In het onderhavige geval laten zich diverse mogelijkheden denken om de geconstateerde schending van het verbod van discriminatie op te heffen (…).
2.5.3.
Bij afweging van dit een en ander ziet de Hoge Raad, gelet op de te dezen geboden terughoudendheid, geen grond zelf een rechtsregel te formuleren om in het door de discriminerende regeling veroorzaakte rechtstekort te voorzien. Die keuze moet aan de wetgever worden overgelaten. Wel ziet de Hoge Raad in de willekeurige aanwijzing van belanghebbende als belastingplichtige aanleiding de verhuurderheffing ten aanzien van hem buiten toepassing te laten.”
10.50
In geval van schending van het discriminatieverbod bestaan doorgaans twee manieren om de discriminatie op te heffen.98.De eerste manier is om degenen die slechter worden behandeld dezelfde behandeling te geven als degenen die beter worden behandeld. Dat zou in dit geval betekenen dat ook een directe WGA-uitkering meetelt voor de arbeidskorting. De tweede manier is om degenen die beter worden behandeld, niet langer beter te behandelen. Dat zou in dit gevalstype kunnen worden bereikt door de indirecte WGA-uitkering niet langer mee te tellen voor de arbeidskorting.
10.51
Ik meen dat in dit geval uit het stelsel van de wet, de daarin geregelde gevallen en de daaraan ten grondslag liggende beginselen, of de wetsgeschiedenis, zich in elk geval niet duidelijk laat afleiden dat de discriminatie op de eerste manier dient te worden opgeheven. Het past immers geenszins bij het doel van de arbeidskorting dat een WGA-uitkering daarvoor meetelt, nu het niet om loon uit tegenwoordige arbeid gaat. Het ligt daarom bezien vanuit dat doel niet voor de hand dat het wél meetellen van een indirecte WGA-uitkering wordt uitgebreid naar een directe WGA-uitkering. Korter gezegd: proliferatie van het neveneffect lijkt mij niet de aangewezen weg.
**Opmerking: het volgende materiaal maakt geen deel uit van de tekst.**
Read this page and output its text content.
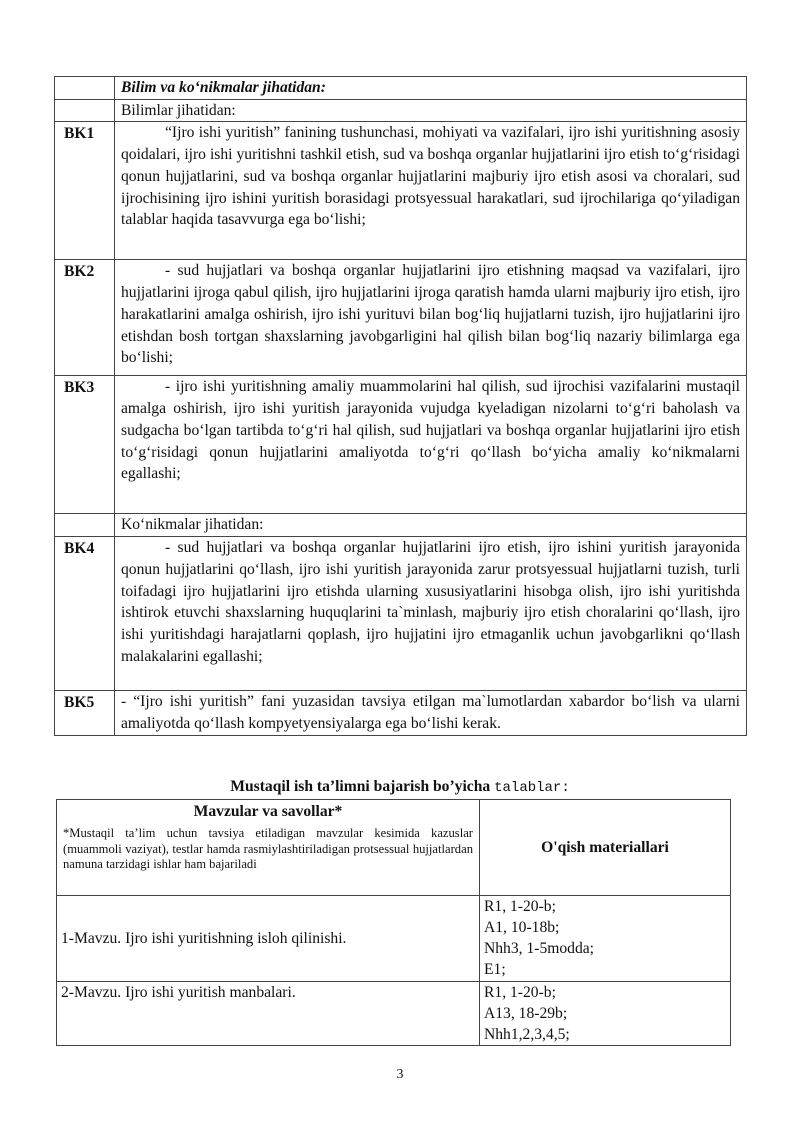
	Bilim va ko‘nikmalar jihatidan:
	Bilimlar jihatidan:
BK1	“Ijro ishi yuritish” fanining tushunchasi, mohiyati va vazifalari, ijro ishi yuritishning asosiy qoidalari, ijro ishi yuritishni tashkil etish, sud va boshqa organlar hujjatlarini ijro etish to‘g‘risidagi qonun hujjatlarini, sud va boshqa organlar hujjatlarini majburiy ijro etish asosi va choralari, sud ijrochisining ijro ishini yuritish borasidagi protsyessual harakatlari, sud ijrochilariga qo‘yiladigan talablar haqida tasavvurga ega bo‘lishi;
BK2	- sud hujjatlari va boshqa organlar hujjatlarini ijro etishning maqsad va vazifalari, ijro hujjatlarini ijroga qabul qilish, ijro hujjatlarini ijroga qaratish hamda ularni majburiy ijro etish, ijro harakatlarini amalga oshirish, ijro ishi yurituvi bilan bog‘liq hujjatlarni tuzish, ijro hujjatlarini ijro etishdan bosh tortgan shaxslarning javobgarligini hal qilish bilan bog‘liq nazariy bilimlarga ega bo‘lishi;
BK3	- ijro ishi yuritishning amaliy muammolarini hal qilish, sud ijrochisi vazifalarini mustaqil amalga oshirish, ijro ishi yuritish jarayonida vujudga kyeladigan nizolarni to‘g‘ri baholash va sudgacha bo‘lgan tartibda to‘g‘ri hal qilish, sud hujjatlari va boshqa organlar hujjatlarini ijro etish to‘g‘risidagi qonun hujjatlarini amaliyotda to‘g‘ri qo‘llash bo‘yicha amaliy ko‘nikmalarni egallashi;
	Ko‘nikmalar jihatidan:
BK4	- sud hujjatlari va boshqa organlar hujjatlarini ijro etish, ijro ishini yuritish jarayonida qonun hujjatlarini qo‘llash, ijro ishi yuritish jarayonida zarur protsyessual hujjatlarni tuzish, turli toifadagi ijro hujjatlarini ijro etishda ularning xususiyatlarini hisobga olish, ijro ishi yuritishda ishtirok etuvchi shaxslarning huquqlarini ta`minlash, majburiy ijro etish choralarini qo‘llash, ijro ishi yuritishdagi harajatlarni qoplash, ijro hujjatini ijro etmaganlik uchun javobgarlikni qo‘llash malakalarini egallashi;
BK5	- “Ijro ishi yuritish” fani yuzasidan tavsiya etilgan ma`lumotlardan xabardor bo‘lish va ularni amaliyotda qo‘llash kompyetyensiyalarga ega bo‘lishi kerak.
Mustaqil ish ta’limni bajarish bo’yicha talablar:
Mavzular va savollar*
*Mustaqil ta’lim uchun tavsiya etiladigan mavzular kesimida kazuslar (muammoli vaziyat), testlar hamda rasmiylashtiriladigan protsessual hujjatlardan namuna tarzidagi ishlar ham bajariladi	O'qish materiallari
1-Mavzu. Ijro ishi yuritishning isloh qilinishi.	R1, 1-20-b;
A1, 10-18b;
Nhh3, 1-5modda;
E1;

2-Mavzu. Ijro ishi yuritish manbalari.	R1, 1-20-b;
A13, 18-29b;
Nhh1,2,3,4,5;
3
Bovendien zou zo’n uitbreiding nieuwe afbakeningsvragen oproepen, bijvoorbeeld of uitbreiding alleen geldt voor degenen die – naast de uitkering – regulier loon genieten, en afbakening ten opzichte van andere socialezekerheidsuitkeringen of meer in het algemeen ten opzichte van ander inkomen uit niet-tegenwoordige arbeid. De in 4.5 aangehaalde brief laat goed zien welke beleidsmatige keuzes gepaard gaan met het ontwarren van de tot discriminatie leidende samenloop van de arbeidskortingsregeling en de samenvoegingsregeling.
10.52
De keuze voor de wijze van opheffing van de discriminatie is daarom in beginsel voorbehouden aan de wetgever. Mocht de wetgever evenwel te lang dralen met het opheffen van de discriminatie, dan kan wel aanleiding bestaan voor rechterlijk ingrijpen.99.De signalen zijn positief dat de wetgever tijdig zijn verantwoordelijkheid zal nemen (vgl. 4.4-4.5).
10.53
Anders dan in het arrest HR BNB 2018/144 zie ik geen aanleiding voor een voorziening in het rechtstekort in het concrete geval. In het arrest HR BNB 2018/144 speelt naar mijn indruk een grote rol dat het ging om volstrekte willekeur100.die leidde tot nadeel (belastingplicht). Bovendien kon rechtsherstel worden geboden door een van-buiten-toepassing-lating. In dit geval gaat het daarentegen om een voordeel (de arbeidskorting), zou ik niet willen spreken van volstrekte willekeur en zou het niet gaan om een van-buiten-toepassing-lating maar om een verruimde toepassing. Ik meen verder dat relevant is dat in dit geval de wetgever de samenloop niet kenbaar onder ogen heeft gezien, terwijl in het geval van HR BNB 2018/44 het desbetreffende knelpunt wel was onderkend tijdens de parlementaire behandeling.
10.54
De handelwijze van de Hoge Raad in het kerstarrest101.(geen regel voor rechtsherstel, maar wel een op rechtsherstel gerichte compensatie) geeft geen aanleiding voor andere conclusie. Indien belastingheffing leidt tot schending van het eigendomsrecht, is de richting voor rechtsherstel in het concrete geval als uitgangspunt duidelijk: minder heffen. Bij schending van het discriminatieverbod in een geval als dit, is die richting niet duidelijk, omdat juist op twee manieren een gelijke behandeling kan worden bereikt (zie 10.50).
11. Beoordeling
Incidenteel beroep in cassatie
11.1
Belanghebbende komt naar mijn mening tevergeefs op tegen het oordeel van het Hof dat de WGA-uitkering niet is aan te merken als loon uit tegenwoordige arbeid (zie 7.1-7.6).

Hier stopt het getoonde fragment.